Well, I’ve started seeing a new therapist for one thing. After weeks of back and forth scheduling, I finally had my first appointment and it went alright. But seeing a shrink won’t fix everything. So, to fill my time otherwise, I’ve started painting and crafting. Right now it’s just Christmas gifts, but since it makes me feel super calm I’m going to do my best to keep at it. And then I’ve got a few goals for myself to reach, since I’m sort of anal like that. I want to make more friends to play board games with, and I want to work with my therapist on believing the friends I currently have don’t hate my guts. It’ll be a process.
I know I sound like a real bitch, with my “dating” habits and the fact that I’ve spent this blog post talking about myself rather than the amazing person I’ll be losing. But what else am I supposed to do, just tell you all I’ll cry myself to sleep and resort back to cutting myself? I’m not doing that shit again—I’ve got to keep my eyes on what I can make better in my life, despite my shitty habits. Because even though the universe is shitting on me this holiday season, I refuse to believe that’s all my life will become.
There’s gotta be more than just loss around the corner.
So I followed my speech coach’s advice and went to the meet. I picked out my piece the night before and wrote my intro during my last class. I knew I wouldn’t do spectacular, but I tried. So, how’d it go? SHITTY. I got the lowest scores I’ve ever received. Big shock, right? Well, it actually was to me. I thought I did decent…but looks like my version of “decent” translates to “shit” for the rest of the world. Oh well, move on….
How’s Landon? Well, imagine someone saying “rain check!” to a relationship. We are both so busy we barely get a chance to say a single sentence to another, let alone get to know each other. I’m a little disappointed by that because I miss that feeling I had only begun to discover… damn, I don’t want something this good to slip through my fingers.
Well, how about your friends? Yeah, them.
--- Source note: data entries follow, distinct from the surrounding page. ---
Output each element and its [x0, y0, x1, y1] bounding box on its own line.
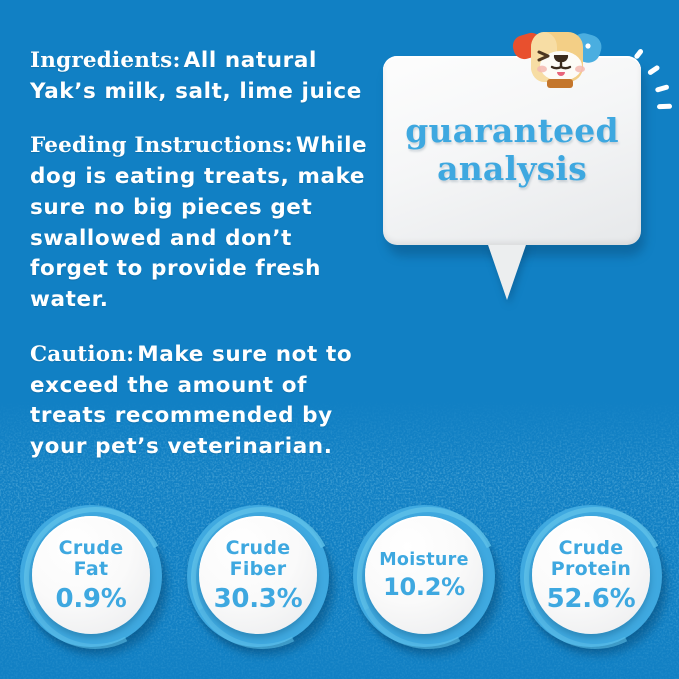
nutrition-circle-crude-fat: Crude Fat 0.9% — [20, 505, 166, 651]
ingredient-copy-column: Ingredients:All natural Yak’s milk, salt… — [30, 46, 370, 463]
ingredients-text: Ingredients:All natural Yak’s milk, salt… — [30, 46, 370, 107]
nutrient-name: Crude Fiber — [226, 538, 291, 579]
bubble-title-line2: analysis — [383, 150, 641, 188]
nutrient-value: 0.9% — [56, 586, 127, 612]
nutrition-circle-crude-fiber: Crude Fiber 30.3% — [187, 505, 333, 651]
nutrition-circle-moisture: Moisture 10.2% — [353, 505, 499, 651]
ingredients-heading: Ingredients: — [30, 48, 181, 73]
nutrition-circle-crude-protein: Crude Protein 52.6% — [520, 505, 666, 651]
feeding-instructions-heading: Feeding Instructions: — [30, 133, 293, 158]
caution-block: Caution:Make sure not to exceed the amou… — [30, 340, 370, 463]
circle-disc: Moisture 10.2% — [365, 516, 483, 634]
nutrient-value: 52.6% — [547, 586, 636, 612]
feeding-instructions-block: Feeding Instructions:While dog is eating… — [30, 131, 370, 315]
sparkle-dashes-icon — [629, 42, 679, 122]
bubble-title-line1: guaranteed — [383, 112, 641, 150]
nutrient-name: Crude Fat — [59, 538, 124, 579]
bubble-title: guaranteed analysis — [383, 112, 641, 189]
nutrient-value: 10.2% — [383, 575, 465, 599]
circle-disc: Crude Protein 52.6% — [532, 516, 650, 634]
guaranteed-analysis-values: Crude Fat 0.9% Crude Fiber 30.3% Moistur… — [0, 505, 679, 655]
bubble-tail — [487, 242, 527, 300]
nutrient-value: 30.3% — [214, 586, 303, 612]
caution-text: Caution:Make sure not to exceed the amou… — [30, 340, 370, 463]
feeding-instructions-body: While dog is eating treats, make sure no… — [30, 133, 367, 312]
dog-mascot-icon — [509, 30, 605, 88]
nutrient-name: Moisture — [379, 551, 469, 570]
circle-disc: Crude Fat 0.9% — [32, 516, 150, 634]
caution-heading: Caution: — [30, 342, 134, 367]
nutrient-name: Crude Protein — [551, 538, 631, 579]
feeding-instructions-text: Feeding Instructions:While dog is eating… — [30, 131, 370, 315]
ingredients-block: Ingredients:All natural Yak’s milk, salt… — [30, 46, 370, 107]
circle-disc: Crude Fiber 30.3% — [199, 516, 317, 634]
pet-treat-label: Ingredients:All natural Yak’s milk, salt… — [0, 0, 679, 679]
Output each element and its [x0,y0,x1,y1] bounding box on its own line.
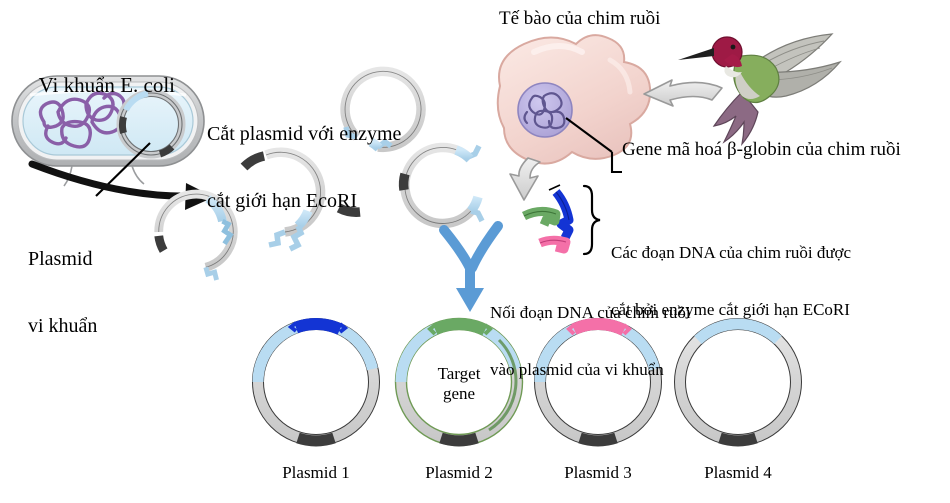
cut-plasmid-enzyme-line: cắt giới hạn EcoRI [207,190,401,212]
ligation-label: Nối đoạn DNA của chim ruồi vào plasmid c… [490,265,691,417]
ecoli-species-italic: E. coli [120,73,175,97]
cut-plasmid-label: Cắt plasmid với enzyme cắt giới hạn EcoR… [207,78,401,257]
plasmid-3-label: Plasmid 3 [548,463,648,483]
cell-to-fragments-arrow [510,158,540,200]
green-dna-fragment [524,211,556,225]
diagram-canvas: Vi khuẩn E. coli Plasmid vi khuẩn Cắt pl… [0,0,950,503]
beta-globin-gene-label: Gene mã hoá β-globin của chim ruồi [622,139,901,160]
result-plasmid-1 [253,319,380,446]
plasmid-4-label: Plasmid 4 [688,463,788,483]
plasmid-2-label: Plasmid 2 [409,463,509,483]
bacterial-plasmid-label: Plasmid vi khuẩn [28,203,97,382]
cut-plasmid-d [404,146,482,223]
ecoli-label: Vi khuẩn E. coli [18,50,175,121]
pink-dna-fragment [540,240,566,249]
fragments-brace [584,186,600,254]
hummingbird-cell-label: Tế bào của chim ruồi [499,8,660,29]
bird-to-cell-arrow [644,80,722,106]
target-gene-text: Target gene [419,364,499,403]
plasmid-1-label: Plasmid 1 [266,463,366,483]
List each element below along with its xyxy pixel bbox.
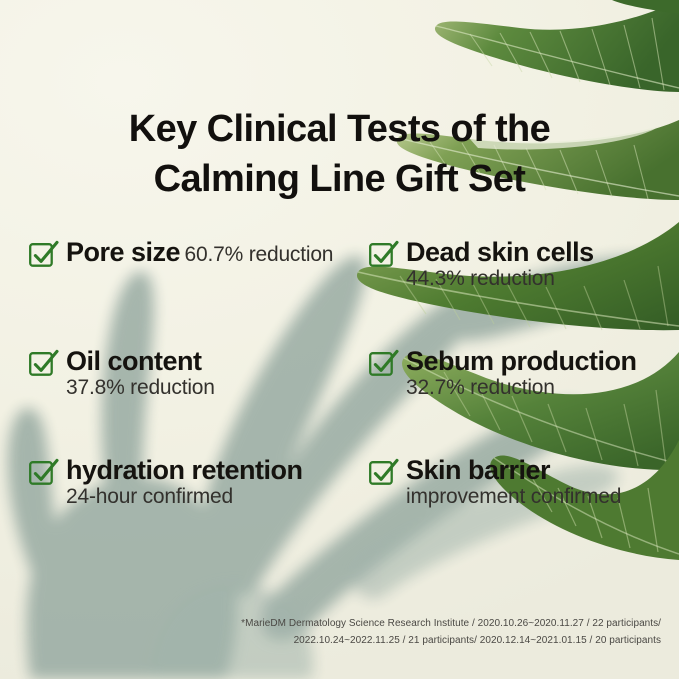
clinical-results-list: Pore size 60.7% reduction Dead skin cell… (0, 238, 679, 509)
result-value: 24-hour confirmed (66, 485, 233, 508)
result-text-block: Skin barrier improvement confirmed (406, 456, 679, 509)
result-row: Oil content 37.8% reduction Sebum produc… (0, 347, 679, 400)
title-line-2: Calming Line Gift Set (0, 155, 679, 204)
result-text-block: Dead skin cells 44.3% reduction (406, 238, 679, 291)
result-text-block: Sebum production 32.7% reduction (406, 347, 679, 400)
result-value: improvement confirmed (406, 485, 621, 508)
check-square-icon (28, 460, 54, 486)
result-item-sebum-production: Sebum production 32.7% reduction (334, 347, 679, 400)
check-square-icon (28, 351, 54, 377)
promo-poster: Key Clinical Tests of the Calming Line G… (0, 0, 679, 679)
result-item-hydration-retention: hydration retention 24-hour confirmed (0, 456, 334, 509)
result-label: Pore size (66, 237, 180, 267)
result-text-block: Pore size 60.7% reduction (66, 238, 333, 267)
result-item-oil-content: Oil content 37.8% reduction (0, 347, 334, 400)
result-item-skin-barrier: Skin barrier improvement confirmed (334, 456, 679, 509)
check-square-icon (368, 242, 394, 268)
study-footnote: *MarieDM Dermatology Science Research In… (0, 616, 661, 649)
result-label: Skin barrier (406, 455, 550, 485)
check-square-icon (28, 242, 54, 268)
title-line-1: Key Clinical Tests of the (0, 105, 679, 154)
result-item-pore-size: Pore size 60.7% reduction (0, 238, 334, 291)
check-square-icon (368, 460, 394, 486)
result-value: 44.3% reduction (406, 267, 555, 290)
result-value: 32.7% reduction (406, 376, 555, 399)
result-label: Sebum production (406, 346, 637, 376)
footnote-line-1: *MarieDM Dermatology Science Research In… (0, 616, 661, 633)
check-square-icon (368, 351, 394, 377)
result-label: Oil content (66, 346, 202, 376)
result-row: Pore size 60.7% reduction Dead skin cell… (0, 238, 679, 291)
result-value: 60.7% reduction (185, 243, 334, 266)
result-value: 37.8% reduction (66, 376, 215, 399)
result-text-block: hydration retention 24-hour confirmed (66, 456, 334, 509)
footnote-line-2: 2022.10.24~2022.11.25 / 21 participants/… (0, 633, 661, 650)
result-label: hydration retention (66, 455, 303, 485)
page-title: Key Clinical Tests of the Calming Line G… (0, 105, 679, 204)
result-item-dead-skin-cells: Dead skin cells 44.3% reduction (334, 238, 679, 291)
result-label: Dead skin cells (406, 237, 594, 267)
result-text-block: Oil content 37.8% reduction (66, 347, 334, 400)
result-row: hydration retention 24-hour confirmed Sk… (0, 456, 679, 509)
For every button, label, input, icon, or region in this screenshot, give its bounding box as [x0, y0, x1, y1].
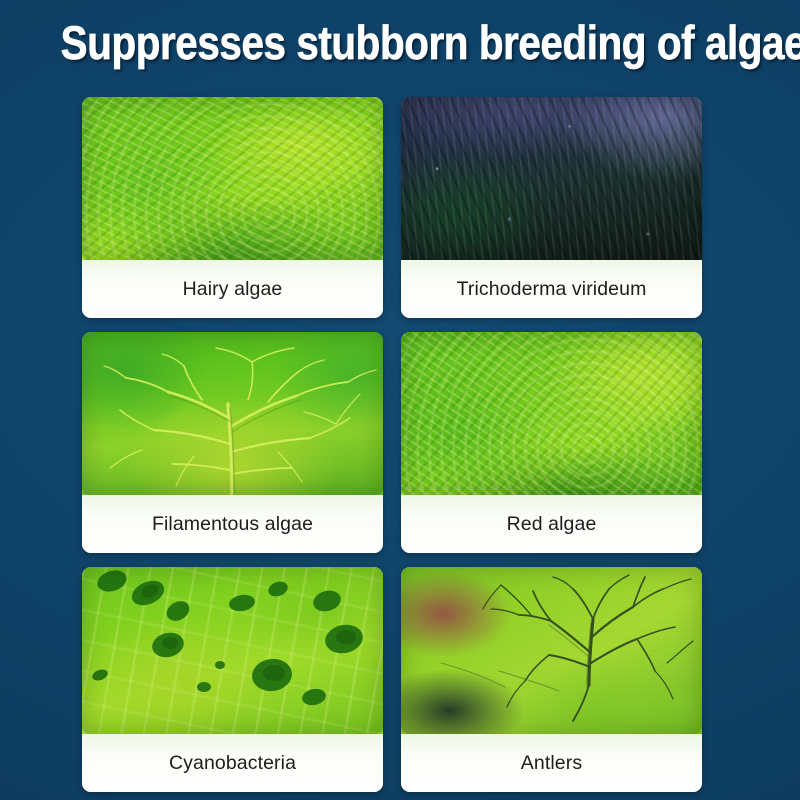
antlers-photo [401, 567, 702, 734]
fiber-shadow-layer [401, 97, 702, 260]
grain-overlay [401, 332, 702, 495]
algae-label: Cyanobacteria [169, 752, 296, 774]
fiber-texture-layer [401, 97, 702, 260]
cyanobacteria-photo [82, 567, 383, 734]
algae-label: Filamentous algae [152, 513, 313, 535]
red-algae-photo [401, 332, 702, 495]
algae-card-hairy-algae[interactable]: Hairy algae [82, 97, 383, 318]
poster-title-container: Suppresses stubborn breeding of algae [0, 18, 800, 68]
grain-overlay [401, 97, 702, 260]
algae-label: Red algae [507, 513, 597, 535]
filamentous-algae-photo [82, 332, 383, 495]
dark-colony-blobs-layer [82, 567, 383, 734]
antler-branch-layer [401, 567, 702, 734]
algae-poster: Suppresses stubborn breeding of algae Ha… [0, 0, 800, 800]
speckle-overlay [401, 97, 702, 260]
algae-label: Hairy algae [183, 278, 283, 300]
algae-type-grid: Hairy algae Trichoderma virideum [82, 97, 702, 787]
vignette-overlay [82, 332, 383, 495]
grain-overlay [82, 332, 383, 495]
algae-card-trichoderma-virideum[interactable]: Trichoderma virideum [401, 97, 702, 318]
branching-filament-layer [82, 332, 383, 495]
grain-overlay [401, 567, 702, 734]
card-label-band: Trichoderma virideum [401, 260, 702, 318]
poster-title: Suppresses stubborn breeding of algae [61, 18, 800, 68]
grain-overlay [82, 567, 383, 734]
fiber-texture-layer [401, 332, 702, 495]
vignette-overlay [82, 97, 383, 260]
vignette-overlay [401, 97, 702, 260]
trichoderma-virideum-photo [401, 97, 702, 260]
card-label-band: Hairy algae [82, 260, 383, 318]
grain-overlay [82, 97, 383, 260]
algae-card-cyanobacteria[interactable]: Cyanobacteria [82, 567, 383, 792]
fiber-shadow-layer [82, 97, 383, 260]
hairy-algae-photo [82, 97, 383, 260]
swirl-texture-layer [82, 97, 383, 260]
card-label-band: Antlers [401, 734, 702, 792]
vignette-overlay [82, 567, 383, 734]
card-label-band: Red algae [401, 495, 702, 553]
algae-label: Antlers [521, 752, 582, 774]
vein-texture-layer [82, 567, 383, 734]
fiber-texture-layer [82, 97, 383, 260]
swirl-texture-layer [401, 332, 702, 495]
algae-card-antlers[interactable]: Antlers [401, 567, 702, 792]
algae-card-red-algae[interactable]: Red algae [401, 332, 702, 553]
fiber-shadow-layer [401, 332, 702, 495]
algae-label: Trichoderma virideum [457, 278, 647, 300]
card-label-band: Cyanobacteria [82, 734, 383, 792]
vignette-overlay [401, 332, 702, 495]
vignette-overlay [401, 567, 702, 734]
algae-card-filamentous-algae[interactable]: Filamentous algae [82, 332, 383, 553]
card-label-band: Filamentous algae [82, 495, 383, 553]
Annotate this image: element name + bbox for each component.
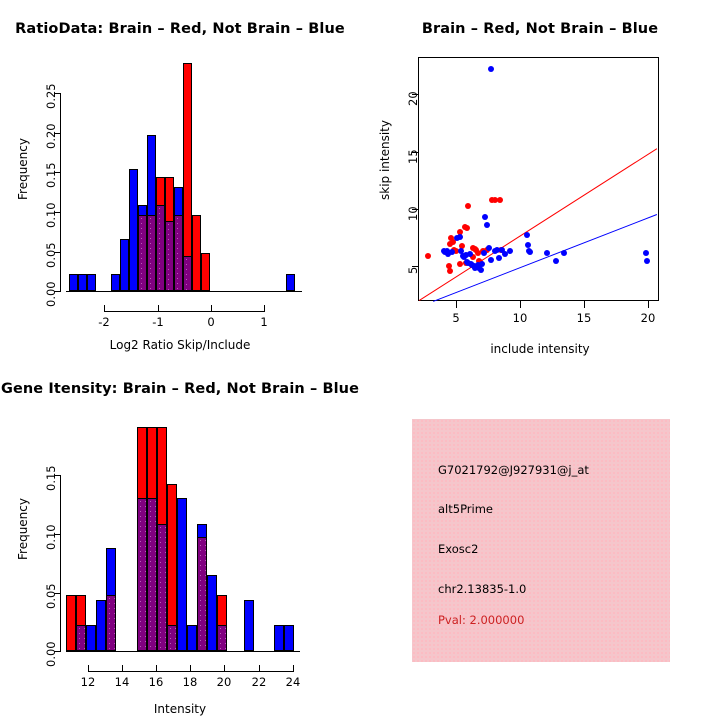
table-row <box>111 274 120 291</box>
table-row <box>167 625 177 651</box>
ratio-histogram-ytick-label-4: 0.20 <box>44 123 58 149</box>
gene-histogram-xtick-label-5: 22 <box>241 675 277 689</box>
ratio-histogram-ytick-label-5: 0.25 <box>44 83 58 109</box>
scatter-xtick-label-0: 5 <box>438 311 474 325</box>
figure-canvas: RatioData: Brain – Red, Not Brain – Blue… <box>0 0 720 720</box>
list-item <box>488 66 494 72</box>
probe-id-text: G7021792@J927931@j_at <box>438 463 589 477</box>
gene-histogram-xtick-label-2: 16 <box>138 675 174 689</box>
ratio-histogram-xtick-label-0: -2 <box>86 315 122 329</box>
list-item <box>496 255 502 261</box>
table-row <box>217 625 227 651</box>
locus-text: chr2.13835-1.0 <box>438 582 526 596</box>
xtick-1 <box>158 305 159 312</box>
pval-text: Pval: 2.000000 <box>438 613 524 627</box>
gene-xtick-4 <box>224 665 225 672</box>
table-row <box>284 625 294 651</box>
gene-histogram-xtick-label-4: 20 <box>206 675 242 689</box>
ratio-histogram-ytick-label-0: 0.00 <box>44 281 58 307</box>
table-row <box>76 625 86 651</box>
list-item <box>527 249 533 255</box>
table-row <box>86 625 96 651</box>
list-item <box>482 214 488 220</box>
panel-ratio-histogram: RatioData: Brain – Red, Not Brain – Blue… <box>0 0 360 360</box>
gene-xtick-3 <box>190 665 191 672</box>
table-row <box>147 498 157 651</box>
ratio-histogram-xaxis <box>104 311 265 312</box>
scatter-ytick-label-0: 5 <box>406 267 420 274</box>
table-row <box>165 221 174 291</box>
ratio-histogram-title: RatioData: Brain – Red, Not Brain – Blue <box>0 21 360 37</box>
scatter-ylabel: skip intensity <box>378 120 392 200</box>
list-item <box>425 253 431 259</box>
ratio-histogram-xtick-label-1: -1 <box>140 315 176 329</box>
list-item <box>465 203 471 209</box>
list-item <box>481 250 487 256</box>
scatter-xtick-1 <box>520 301 521 308</box>
gene-histogram-xtick-label-0: 12 <box>70 675 106 689</box>
brain-fit-line <box>419 148 657 301</box>
scatter-xtick-0 <box>456 301 457 308</box>
gene-histogram-xtick-label-1: 14 <box>104 675 140 689</box>
xtick-0 <box>104 305 105 312</box>
list-item <box>467 251 473 257</box>
scatter-xlabel: include intensity <box>360 342 720 356</box>
table-row <box>197 537 207 651</box>
ratio-histogram-ylabel: Frequency <box>16 138 30 200</box>
gene-histogram-baseline <box>66 651 300 652</box>
ratio-histogram-xtick-label-2: 0 <box>193 315 229 329</box>
list-item <box>447 268 453 274</box>
table-row <box>120 239 129 291</box>
table-row <box>157 524 167 651</box>
gene-xtick-0 <box>88 665 89 672</box>
scatter-plot-frame <box>418 57 659 301</box>
list-item <box>497 197 503 203</box>
table-row <box>192 215 201 291</box>
table-row <box>156 205 165 291</box>
gene-histogram-ytick-label-1: 0.05 <box>44 583 58 609</box>
gene-histogram-ytick-label-3: 0.15 <box>44 465 58 491</box>
table-row <box>183 256 192 291</box>
scatter-xtick-2 <box>584 301 585 308</box>
gene-xtick-6 <box>293 665 294 672</box>
scatter-xtick-3 <box>648 301 649 308</box>
table-row <box>187 625 197 651</box>
list-item <box>643 250 649 256</box>
table-row <box>87 274 96 291</box>
table-row <box>66 595 76 651</box>
ratio-histogram-baseline <box>66 291 302 292</box>
table-row <box>69 274 78 291</box>
event-type-text: alt5Prime <box>438 502 493 516</box>
gene-symbol-text: Exosc2 <box>438 542 478 556</box>
list-item <box>488 257 494 263</box>
xtick-2 <box>211 305 212 312</box>
gene-histogram-xlabel: Intensity <box>0 702 360 716</box>
scatter-xtick-label-1: 10 <box>502 311 538 325</box>
scatter-ytick-label-1: 10 <box>406 206 420 221</box>
ratio-histogram-yaxis <box>60 93 61 292</box>
gene-histogram-xtick-label-6: 24 <box>275 675 311 689</box>
scatter-ytick-label-3: 20 <box>406 91 420 106</box>
table-row <box>201 253 210 291</box>
gene-xtick-1 <box>122 665 123 672</box>
table-row <box>177 498 187 651</box>
table-row <box>244 600 254 651</box>
scatter-xtick-label-3: 20 <box>630 311 666 325</box>
table-row <box>274 625 284 651</box>
gene-histogram-ytick-label-2: 0.10 <box>44 524 58 550</box>
panel-scatter: Brain – Red, Not Brain – Blue skip inten… <box>360 0 720 360</box>
ratio-histogram-ytick-label-1: 0.05 <box>44 242 58 268</box>
table-row <box>78 274 87 291</box>
list-item <box>524 232 530 238</box>
panel-info: G7021792@J927931@j_at alt5Prime Exosc2 c… <box>360 360 720 720</box>
table-row <box>207 575 217 651</box>
table-row <box>138 215 147 291</box>
list-item <box>561 250 567 256</box>
scatter-xtick-label-2: 15 <box>566 311 602 325</box>
list-item <box>484 222 490 228</box>
list-item <box>507 248 513 254</box>
ratio-histogram-xlabel: Log2 Ratio Skip/Include <box>0 338 360 352</box>
table-row <box>174 215 183 291</box>
list-item <box>479 261 485 267</box>
table-row <box>147 215 156 291</box>
gene-histogram-yaxis <box>60 475 61 652</box>
gene-histogram-title: Gene Itensity: Brain – Red, Not Brain – … <box>0 381 360 397</box>
table-row <box>129 169 138 291</box>
list-item <box>544 250 550 256</box>
scatter-title: Brain – Red, Not Brain – Blue <box>360 21 720 37</box>
table-row <box>96 600 106 651</box>
table-row <box>286 274 295 291</box>
list-item <box>478 267 484 273</box>
ratio-histogram-xtick-label-3: 1 <box>246 315 282 329</box>
gene-xtick-2 <box>156 665 157 672</box>
gene-histogram-xtick-label-3: 18 <box>172 675 208 689</box>
list-item <box>457 234 463 240</box>
table-row <box>106 595 116 651</box>
scatter-ytick-label-2: 15 <box>406 149 420 164</box>
gene-histogram-ylabel: Frequency <box>16 498 30 560</box>
table-row <box>137 498 147 651</box>
panel-gene-histogram: Gene Itensity: Brain – Red, Not Brain – … <box>0 360 360 720</box>
info-panel-box: G7021792@J927931@j_at alt5Prime Exosc2 c… <box>412 419 670 662</box>
ratio-histogram-ytick-label-2: 0.10 <box>44 202 58 228</box>
gene-histogram-xaxis <box>88 671 294 672</box>
ratio-histogram-ytick-label-3: 0.15 <box>44 162 58 188</box>
xtick-3 <box>264 305 265 312</box>
gene-xtick-5 <box>259 665 260 672</box>
list-item <box>449 249 455 255</box>
list-item <box>464 225 470 231</box>
list-item <box>644 258 650 264</box>
gene-histogram-ytick-label-0: 0.00 <box>44 641 58 667</box>
list-item <box>553 258 559 264</box>
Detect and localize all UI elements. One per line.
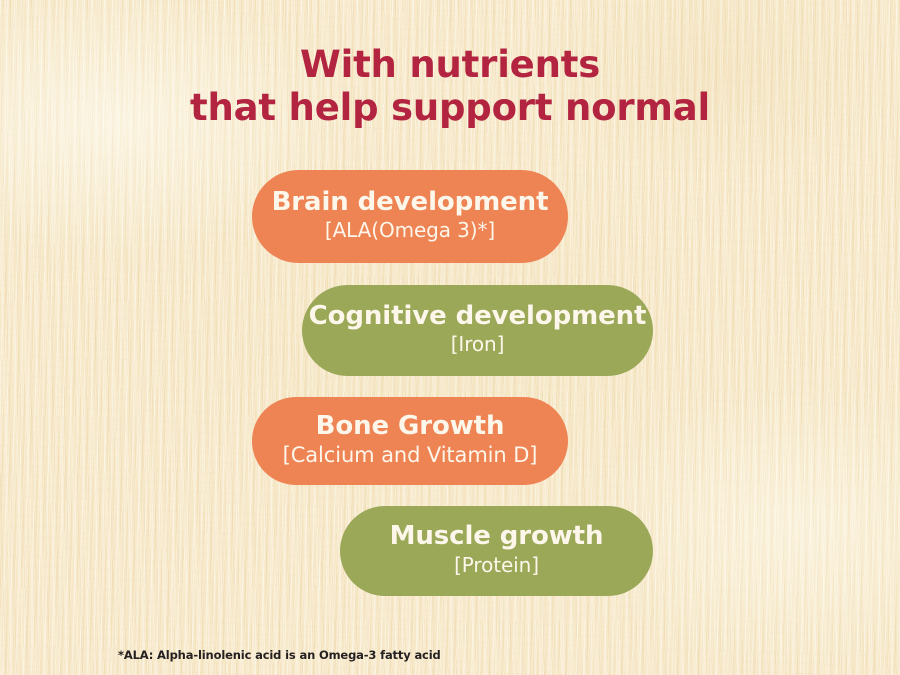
benefit-title: Muscle growth (390, 523, 604, 550)
benefit-pill-brain-development: Brain development [ALA(Omega 3)*] (252, 170, 568, 263)
headline-line-2: that help support normal (0, 87, 900, 130)
footnote-ala-definition: *ALA: Alpha-linolenic acid is an Omega-3… (118, 648, 441, 662)
benefit-nutrient: [Protein] (454, 554, 539, 577)
benefit-title: Brain development (272, 189, 549, 216)
benefit-pill-cognitive-development: Cognitive development [Iron] (302, 285, 653, 376)
benefit-title: Bone Growth (316, 413, 505, 440)
benefit-title: Cognitive development (309, 303, 647, 330)
benefit-pill-bone-growth: Bone Growth [Calcium and Vitamin D] (252, 397, 568, 485)
benefit-pill-muscle-growth: Muscle growth [Protein] (340, 506, 653, 596)
page-title: With nutrients that help support normal (0, 44, 900, 130)
benefit-nutrient: [Iron] (451, 333, 505, 356)
headline-line-1: With nutrients (0, 44, 900, 87)
nutrition-benefits-poster: With nutrients that help support normal … (0, 0, 900, 675)
benefit-nutrient: [Calcium and Vitamin D] (283, 443, 538, 467)
benefit-nutrient: [ALA(Omega 3)*] (325, 219, 495, 242)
I’ve been trying my best to keep them happy, to be there for them. I’ve just also been careful to not let them help me, putting this fake attitude of positivity. But hey, they are happy. And I had a good time last night catching up with one of them I haven’t been able to keep close for some time. Talking to her, I wanted to be better than my actions. Of ‘course, though, when I woke up this morning I wanted to go right back to those same decisions that made me guilty. I can’t just let go of this shitty feeling, as much as I’d like to. Maybe that’s not very mature of me, but when I look at the pills and the group therapy, the meetings with my psychiatrist, the therapy sessions, I feel as if I’ve grown up too fast. Guess I’ll just keep pretending.
My family is the same. I rarely see them except for my mom. It makes it easier for me to deal with this stuff on my own. My self-esteem is in the shitter, no need for anyone else to bare the burden of my struggles.(What a perfect time to try it out with Landon, right?)
I’m going to Brendan’s party tonight. I’ve been excited about this, but now I’m stressed. Writing about all of this, it makes it more real. This pit is getting harder and harder to climb out of.
So I guess I’ve fucked up on trying to make this sound a bit hopeful, like I’m making progress. Desperation is written all over this. The really desperate part is how much I’ve talked about hiding that I feel this way, and yet I’m documenting it all over a public blog. In a sad way, this blog is the only drug that seems to work.